Un buffle dans les rizières du pays Toraja. Sulawesi, juillet 2010.
Un buffle dans les rizières du pays Toraja.
Un conducteur de becak (prononcer "betchak") attend le client dans une rue de Rantepao. Pays Toraja, Sulawesi, Indonésie, juillet 2010.
Un conducteur de becak (prononcer « betchak ») attend le client dans une rue de Rantepao.

Arrivée à Rantepao

En débarquant du bus de nuit, vers 6h30 du matin, j’entraîne Sebastian, le jeune Norvégien qui voyageait dans le siège voisin du mien, au resto Riman, à la sortie nord de la ville, pour un petit-déjeuner bien mérité.

Très bon plan. En papotant avec le patron de l’endroit, on apprend qu’une cérémonie funéraire a lieu le jour même, à Bori, un village situé à quelques kilomètres au nord de Rantepao. Il nous propose ses services comme guide, bien évidemment.

Ce n’est pas qu’on ait vraiment besoin de lui, en fait. En louant un scooter, on peut y aller tous seuls comme des grands. Mais Sebastian ne se sent pas trop de piloter une bécane, et moi qui ai l’habitude de ces petites motorbikes locales, je préfère quand même être seule dessus… Avec un passager à l’arrière, je me sens moins assurée.

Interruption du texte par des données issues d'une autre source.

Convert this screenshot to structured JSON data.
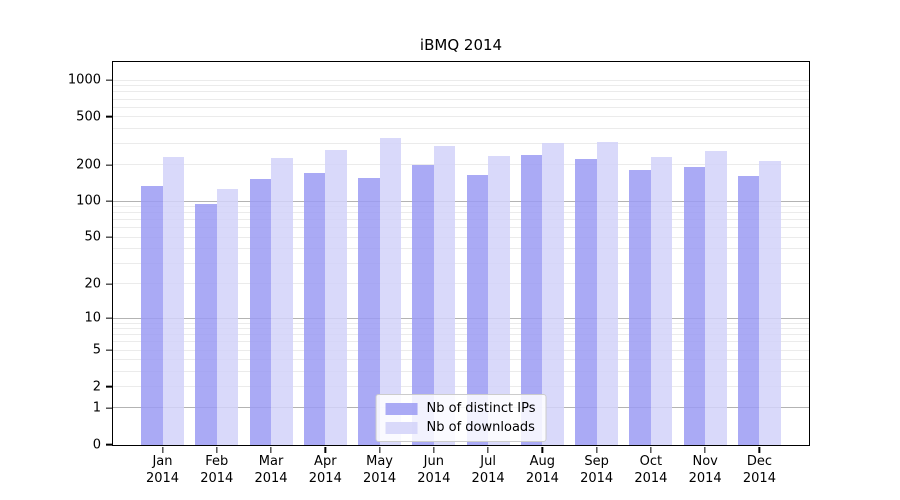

La journée s’organise vite et facilement : Sebastian montera à l’arrière de la moto de notre guide, et j’en loue une de mon côté que je garderai plusieurs jours pour pouvoir me balader à ma guise. On va poser nos petites affaires à la guesthouse Wisma Monton que je connais, à deux pas de là (c’était mon point de chute aussi, il y a trois ans). Le temps d’une douche, de se changer, et roule !

Cérémonie à Bori

Il y a foule à Bori. Détail étonnant, dans ce village : il y a… des menhirs ! Enfin, des pierres dressées, dans le style local.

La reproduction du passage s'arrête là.